Wann ist ein Witz ein Witz, Uwe Steimle?

Seit seinem Rauswurf beim MDR macht Kabarettist Uwe Steimle sein eigenes Programm bei Youtube. Er tourt auch wieder – und mischt Satire mit politischer Agitation.

Borna. Noch bevor Uwe Steimle als Erich Honecker auf die Bühne tritt, will er von seinem Publikum in Borna wissen, wer manchmal die „Aktuelle Kamera“ schaue. Jubel brandet auf, es wird gejohlt. Einige Hundert Menschen sind da, bis zu 150.000 sehen den Kabarettisten jede Woche auf Youtube in seiner Interpretation der DDR-Nachrichtensendung „Aktuelle Kamera“, einem wilden Ritt von Bockwurst bis Baerbock. „Mein Publikum“, sagt Uwe Steimle auf die Frage, wie er klar komme ohne seinen langjährigen Heimatsender MDR, „erreiche ich jetzt, ohne Mediendiktatur, besser als je zuvor.“

2019 trennte sich der MDR vom Kabarettisten Uwe Steimle. Nun sendet er auf Youtube, moderiert die Talkshow „Ruderboot“ auf einer Plattform für Esoterik und Verschwörungstheorien. Seit April tourt er, demnächst durch Limbach-Oberfrohna und Leipzig. Er sieht die Meinungsfreiheit heute gefährdeter als zu DDR-Zeiten, sagt „Menschen mit Pigmentbegünstigung“, wenn er die meint, die nicht schon seit Generationen hier leben und zeigte seine Honecker-Parodie auf der später eskalierten „Querdenken“-Demonstration im Herbst 2020 in Leipzig. Als Steimle kürzlich in Halle auftrat, mahnte der Bürgermeister dort, man dürfe „Feinden und Gefährdern unserer Demokratie“ kein Podium bieten.
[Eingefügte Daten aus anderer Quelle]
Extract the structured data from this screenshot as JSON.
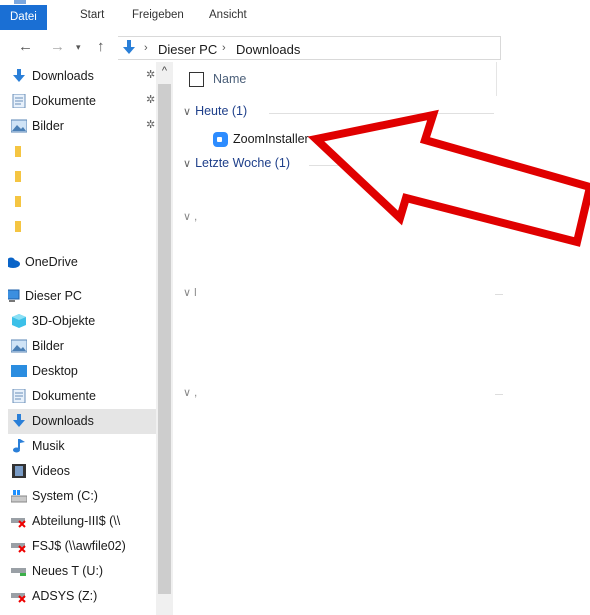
{
  "ribbon": {
    "tabs": [
      {
        "label": "Datei",
        "active": true
      },
      {
        "label": "Start",
        "active": false
      },
      {
        "label": "Freigeben",
        "active": false
      },
      {
        "label": "Ansicht",
        "active": false
      }
    ]
  },
  "address": {
    "back_icon": "back-arrow-icon",
    "crumbs": [
      "Dieser PC",
      "Downloads"
    ],
    "separator": "›"
  },
  "sidebar": {
    "items": [
      {
        "label": "Downloads",
        "icon": "download-arrow-icon",
        "pinned": true
      },
      {
        "label": "Dokumente",
        "icon": "document-icon",
        "pinned": true
      },
      {
        "label": "Bilder",
        "icon": "pictures-icon",
        "pinned": true
      },
      {
        "label": "",
        "icon": "folder-icon",
        "pinned": false
      },
      {
        "label": "",
        "icon": "folder-icon",
        "pinned": false
      },
      {
        "label": "",
        "icon": "folder-icon",
        "pinned": false
      },
      {
        "label": "",
        "icon": "folder-icon",
        "pinned": false
      },
      {
        "label": "OneDrive",
        "icon": "cloud-icon",
        "pinned": false
      },
      {
        "label": "Dieser PC",
        "icon": "computer-icon",
        "pinned": false
      },
      {
        "label": "3D-Objekte",
        "icon": "cube-icon",
        "pinned": false
      },
      {
        "label": "Bilder",
        "icon": "pictures-icon",
        "pinned": false
      },
      {
        "label": "Desktop",
        "icon": "desktop-icon",
        "pinned": false
      },
      {
        "label": "Dokumente",
        "icon": "document-icon",
        "pinned": false
      },
      {
        "label": "Downloads",
        "icon": "download-arrow-icon",
        "pinned": false,
        "selected": true
      },
      {
        "label": "Musik",
        "icon": "music-note-icon",
        "pinned": false
      },
      {
        "label": "Videos",
        "icon": "film-icon",
        "pinned": false
      },
      {
        "label": "System (C:)",
        "icon": "drive-icon",
        "pinned": false
      },
      {
        "label": "Abteilung-III$ (\\\\",
        "icon": "network-drive-disconnected-icon",
        "pinned": false
      },
      {
        "label": "FSJ$ (\\\\awfile02)",
        "icon": "network-drive-disconnected-icon",
        "pinned": false
      },
      {
        "label": "Neues T (U:)",
        "icon": "network-drive-icon",
        "pinned": false
      },
      {
        "label": "ADSYS (Z:)",
        "icon": "network-drive-disconnected-icon",
        "pinned": false
      }
    ]
  },
  "content": {
    "column_name": "Name",
    "groups": [
      {
        "label": "Heute (1)"
      },
      {
        "label": "Letzte Woche (1)"
      }
    ],
    "file": {
      "label": "ZoomInstaller",
      "icon": "zoom-app-icon"
    }
  },
  "colors": {
    "accent": "#1a6fd4",
    "group_text": "#1e3f8a",
    "annotation_arrow": "#e00000"
  }
}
Bei seinem Programm „Mir san mir“, das Steimle diese Woche in Grimma und Borna gegeben hat, tritt er mit dem bayerischen Kabarettisten Helmut Schleich auf. Die beiden machen sich übers Gendern lustig, über die Corona-Impfung und Karl Lauterbach, über Elektroautos und alle, die das N-Wort nicht mehr hören wollen. Dann streiten sie kurz über den Krieg in der Ukraine. Steimle fragt, ob „der Russe denn kein Recht zur Selbstverteidigung“ habe und Schleich antwortet: „Aber doch nicht in einem anderen Land!“

Das darf man unlustig finden, unempathisch und politisch falsch. Aber ist es deswegen demokratiegefährdend?

Kabarett oder Kabinett?

Eine Ausgabe von Steimles „Aktuelle Kamera“ von Mitte Juli, es geht um die steigenden Energiepreise und darum, dass Steimles „Lieblings-Sirene Nancy Faeser“ vor radikalen Protesten gewarnt hat. „Ich staune über meine Landsleute, dass die immer noch ruhig bleiben und sagen: Ach na ja, da bezahlmers eben, damit Frieden bleibt“, sagt Steimle da. „Nee, Leute. Frieden kriegt mer geschenkt. Aber für die Freiheit muss man kämpfen.“

Ist das nun ein Witz oder doch eine Handlungsanweisung? „Kabarett oder Kabinett“ – daran, was was ist, verzweifelt Steimle in Borna ja selbst. Wie Komiker in der DDR deutet Steimle oft nur an. Kein Zufall natürlich, meint er, schließlich dürfe man heute wie damals nicht sagen, was man denke.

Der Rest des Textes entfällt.